Second, Estonia’s own experience with a monument to Waffen SS officers erected in 2004 set the stage for the shifting of the Soviet war memorial a month ago. When the SS monument was taken down, at the urging of then-U.S. Ambassador Aldona Wos, Tallinn issued a statement that pointed to what was coming.
In taking down the SS monument, the Estonian government said that it considers “impermissible the appearance in Estonia of monuments which could be interpreted as an attempt to keep alive forever the memory of totalitarian occupation regimes,” something it and many others clearly believe includes the Soviet as well as the German occupation.
And third, having achieved its twin foreign policy objectives of the post-1991 period in 2004 – membership in the European Union and in NATO – the Estonian authorities decided to put more pressure on ethnic Russians there to integrate on Estonian terms, something many Russians viewed as a step toward “a mono-ethnic” country.
Ethnic Russians and Russian speakers living in Estonia had expected that their new homeland would remain a multi-ethnic society and polity whatever the Tallinn authorities actually said. And Nemenskiy argues, they demonstrated in various ways that they were more prepared for integration on those terms than the Estonians were.

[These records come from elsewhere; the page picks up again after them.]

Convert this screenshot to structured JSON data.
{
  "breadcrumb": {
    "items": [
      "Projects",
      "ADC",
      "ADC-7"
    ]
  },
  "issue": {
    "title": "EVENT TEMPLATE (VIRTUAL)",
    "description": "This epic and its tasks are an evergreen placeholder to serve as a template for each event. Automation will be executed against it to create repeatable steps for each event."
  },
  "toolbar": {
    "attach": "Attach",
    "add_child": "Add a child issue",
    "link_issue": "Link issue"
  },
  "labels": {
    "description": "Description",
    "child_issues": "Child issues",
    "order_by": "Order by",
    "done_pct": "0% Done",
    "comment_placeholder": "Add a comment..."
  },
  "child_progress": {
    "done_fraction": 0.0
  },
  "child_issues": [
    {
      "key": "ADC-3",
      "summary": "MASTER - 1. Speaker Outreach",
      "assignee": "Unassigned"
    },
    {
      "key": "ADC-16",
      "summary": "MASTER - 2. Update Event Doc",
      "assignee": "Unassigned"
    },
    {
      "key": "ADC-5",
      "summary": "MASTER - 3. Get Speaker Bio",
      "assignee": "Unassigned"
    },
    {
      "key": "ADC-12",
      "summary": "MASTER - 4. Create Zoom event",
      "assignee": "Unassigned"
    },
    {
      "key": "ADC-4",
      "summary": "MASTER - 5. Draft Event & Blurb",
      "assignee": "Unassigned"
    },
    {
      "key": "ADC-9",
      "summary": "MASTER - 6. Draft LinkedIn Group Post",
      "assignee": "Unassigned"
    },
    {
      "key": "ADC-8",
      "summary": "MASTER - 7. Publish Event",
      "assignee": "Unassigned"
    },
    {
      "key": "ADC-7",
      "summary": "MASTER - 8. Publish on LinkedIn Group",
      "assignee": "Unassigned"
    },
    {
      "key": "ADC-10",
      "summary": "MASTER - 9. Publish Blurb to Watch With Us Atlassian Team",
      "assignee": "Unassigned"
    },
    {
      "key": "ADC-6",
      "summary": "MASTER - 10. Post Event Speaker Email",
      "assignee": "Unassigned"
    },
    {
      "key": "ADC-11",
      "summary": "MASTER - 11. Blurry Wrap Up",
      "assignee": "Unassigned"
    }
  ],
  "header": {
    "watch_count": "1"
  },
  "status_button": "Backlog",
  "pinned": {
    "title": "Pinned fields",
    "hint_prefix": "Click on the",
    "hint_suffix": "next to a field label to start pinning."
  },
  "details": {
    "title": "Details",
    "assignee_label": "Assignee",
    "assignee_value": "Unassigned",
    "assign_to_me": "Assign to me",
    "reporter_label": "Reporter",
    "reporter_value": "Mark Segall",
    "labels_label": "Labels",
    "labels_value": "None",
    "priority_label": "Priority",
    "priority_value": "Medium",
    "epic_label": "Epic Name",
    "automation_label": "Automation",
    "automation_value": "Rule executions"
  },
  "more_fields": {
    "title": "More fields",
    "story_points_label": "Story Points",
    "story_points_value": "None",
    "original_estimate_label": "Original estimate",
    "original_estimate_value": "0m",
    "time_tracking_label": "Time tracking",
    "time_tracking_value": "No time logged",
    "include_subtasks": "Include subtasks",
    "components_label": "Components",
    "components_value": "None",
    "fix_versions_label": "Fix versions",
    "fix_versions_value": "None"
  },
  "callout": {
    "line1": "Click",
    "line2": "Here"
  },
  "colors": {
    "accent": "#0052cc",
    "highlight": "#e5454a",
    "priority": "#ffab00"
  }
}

For such Russians in Estonia, the Bronze Soldier -- as the Soviet war memorial in the center of Tallinn is called -- symbolized their “(co)authorship in the Estonian state” and thus “the right to existence of a Russian national minority in this country.” When that monument was taken down, it thus represented an existential challenge.
“The Russian protest in Estonia was not directed against Estonian statehood or a manifestation of ‘imperialism’ or even more of ‘Russian separatism,” Nemenskiy says. “It was a protest against the mono-ethnic ideology of the state, [of] their right to live in Estonia and to be part of it and of the right to consider Estonia their own country.”

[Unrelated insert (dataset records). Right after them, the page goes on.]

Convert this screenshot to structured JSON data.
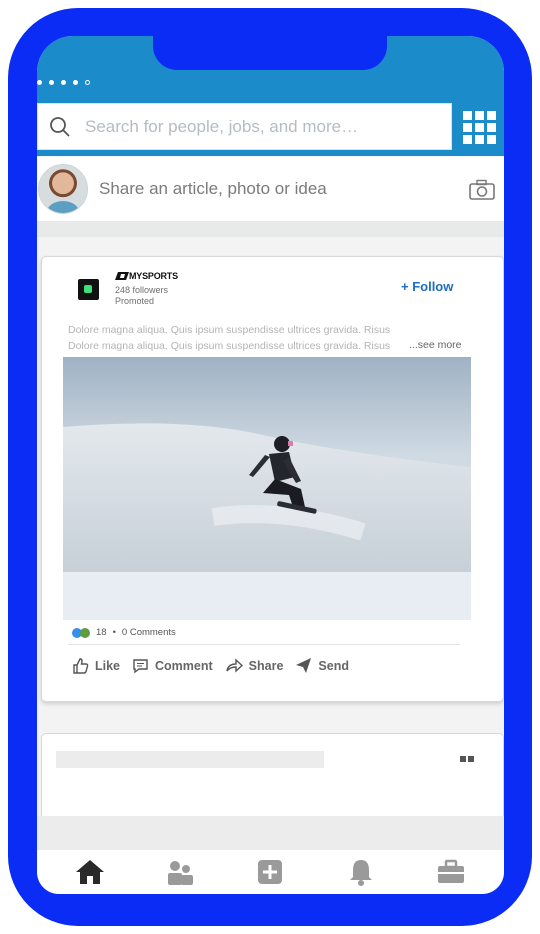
{
  "search": {
    "placeholder": "Search for people, jobs, and more…"
  },
  "share": {
    "prompt": "Share an article, photo or idea"
  },
  "post": {
    "brand": "MYSPORTS",
    "followers": "248 followers",
    "promoted": "Promoted",
    "follow_label": "+ Follow",
    "text_line1": "Dolore magna aliqua. Quis ipsum suspendisse ultrices gravida. Risus",
    "text_line2": "Dolore magna aliqua. Quis ipsum suspendisse ultrices gravida. Risus",
    "see_more": "...see more",
    "reaction_count": "18",
    "separator": "•",
    "comments": "0 Comments",
    "actions": {
      "like": "Like",
      "comment": "Comment",
      "share": "Share",
      "send": "Send"
    }
  },
  "colors": {
    "frame": "#0a2cf5",
    "header": "#1b8bc9",
    "link": "#1c6fc0"
  },
  "icons": {
    "status": "signal-dots",
    "search": "search-icon",
    "apps": "grid-icon",
    "camera": "camera-icon",
    "nav": [
      "home-icon",
      "people-icon",
      "post-icon",
      "bell-icon",
      "briefcase-icon"
    ]
  }
}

The Russians of Estonia, Nemenskiy continues, “did not want to annul integration.” Instead, what they wanted was for the program to continue as it has rather than to be redefined by the Estonian authorities. And most of them viewed the shifting of the war memorial as an indication that the Estonians were doing just that.
The Moscow commentator quotes the following observation of one participant on a Russian language Internet forum in Estonia to make his point: “None of the authorities understood that we – the Russians of Estonia – want a peaceful life, that we are loyal to our state [and] that Estonia is our motherland.”
But now, in the wake of the demontage of the Bronze Soldier, Nemenskiy argues, “the Russian-language residents of Estonia recognize that for further integration [in that country,] they must be its active subject, they must present themselves as a communal whole, and that autonomous rights are a precondition of their future.”
In short, the Russians and Russian speakers of Estonia must become a community with a “we.” That may be happening, he argues: One Russian schoolgirl there, on hearing how Estonians view the Soviet occupation, reportedly said “We understand this occupation differently” a comment that is especially important because of the “WE.”
That does not mean that Russian speakers in Estonia are going to become a fifth column for Moscow or even a single political organism, Nemenskiy suggests, but it does mean that they now form a community based on their identity, “which until now had been quite weak.”
Many will certainly take issue with Nemenskiy’s argument, but it represents an intriguing one, especially coming out of Moscow now. But what makes it particularly interesting is his suggestion that what has taken place in Estonia will soon occur in other countries as well, challenging both their regimes and the one in Moscow.